Les raisons pour lesquelles la Chambre a décidé d’ajourner plus tôt que prévu ses travaux sont diverses : notons un manque d’eau sur la Colline du Parlement, ce qui posait un risque pour la santé et la sécurité108, ainsi que l’annonce du décès d’un député, d’un ancien parlementaire ou d’une personnalité de marque109.
Prolongation des heures de séances en juin
Depuis l’établissement, en 1982, d’un calendrier fixe de la Chambre des communes, le Règlement permet de prolonger les heures de séance au cours des 10 derniers jours de séance en juin110. La Chambre n’a fait qu’officialiser une pratique de longue date par laquelle, avant une prorogation du Parlement ou l’ajournement pour l’été, elle prolongeait les heures de séance afin de terminer ou de faire avancer ses travaux. Cette prolongation des heures de séance se faisait le plus souvent par l’ajout d’une séance le samedi111 ; l’ouverture des séances plus tôt dans la journée pendant la semaine112 ; l’ajout de séances les soirs où il n’était pas prévu que la Chambre siège113 ; ou l’omission des pauses-repas le midi et le soir114.

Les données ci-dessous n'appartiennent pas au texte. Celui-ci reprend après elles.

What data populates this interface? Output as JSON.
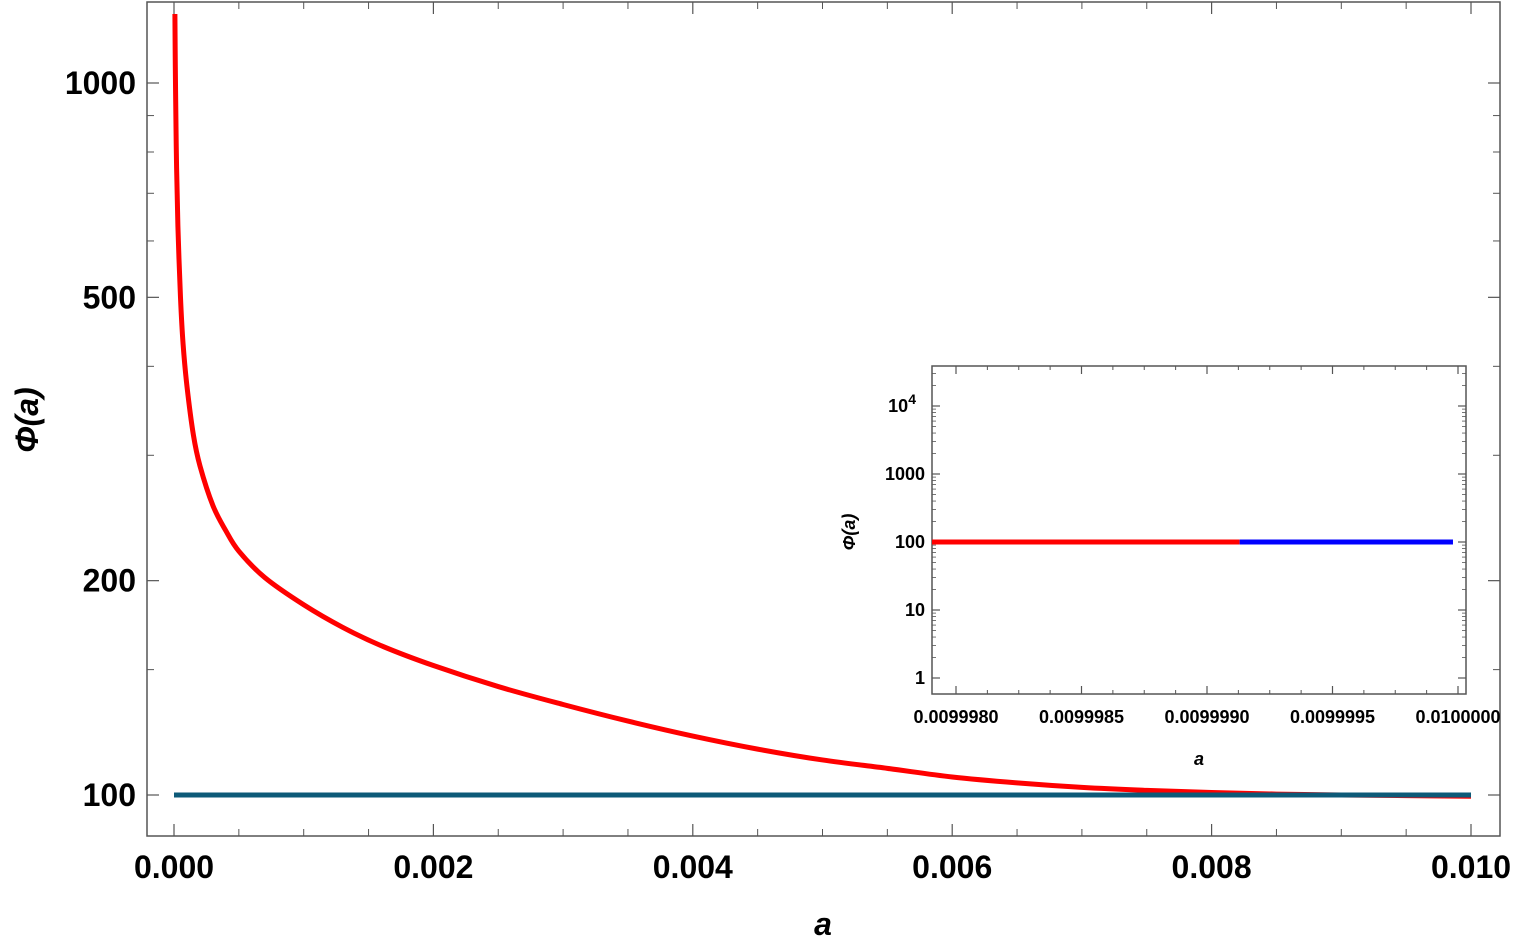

Pour prolonger les heures de séance en juin, un ministre doit, pendant les Affaires courantes du 10e jour de séance qui précède le 23 juin, présenter une motion115. La motion, qui n’exige pas de préavis, doit proposer de prolonger les séances jusqu’à une heure donnée, sans que cela ne s’applique nécessairement chaque jour durant cette période116, et peut faire l’objet d’un débat d’au plus deux heures avant que le Président ne mette la question aux voix117.
Même si cet article du Règlement est en vigueur depuis 1982, on n’y a pas fait appel chaque année. Dans certains cas, des ordres spéciaux ont plutôt été proposés et adoptés, habituellement du consentement unanime118.
Séance de plus d’un jour
Une séance de la Chambre peut se dérouler sur plus d’un jour civil. Avant l’adoption, en 1927, d’une heure d’ajournement fixe pour chaque jour de la semaine119, les séances s’étendaient en fait souvent sur plus d’un jour120. Depuis, les séances de plus d’un jour sont devenues rares, découlant de facteurs comme le retentissement prolongé de la sonnerie d’appel121 ; la prolongation d’une séance au-delà de l’heure ordinaire de l’ajournement quotidien en vue d’étudier une affaire précise122 ; la poursuite d’un débat d’urgence ou d’un débat exploratoire au-delà de l’heure normale d’ajournement stipulée par le Règlement123 ; la décision de faire franchir à un projet de loi toutes les étapes qui restent124 ou de permettre à tous les députés qui le souhaitent de prendre la parole sur une question125 ; et la tenue de votes par appel nominal à l’étape du rapport d’un projet de loi126. À la fin d’une séance prolongée, la Chambre s’ajourne jusqu’à l’heure normale du début de la prochaine séance, qui est soit plus tard le même jour si cette heure n’a pas encore été dépassée127, ou le lendemain, si la séance s’est prolongée au-delà de ladite heure128.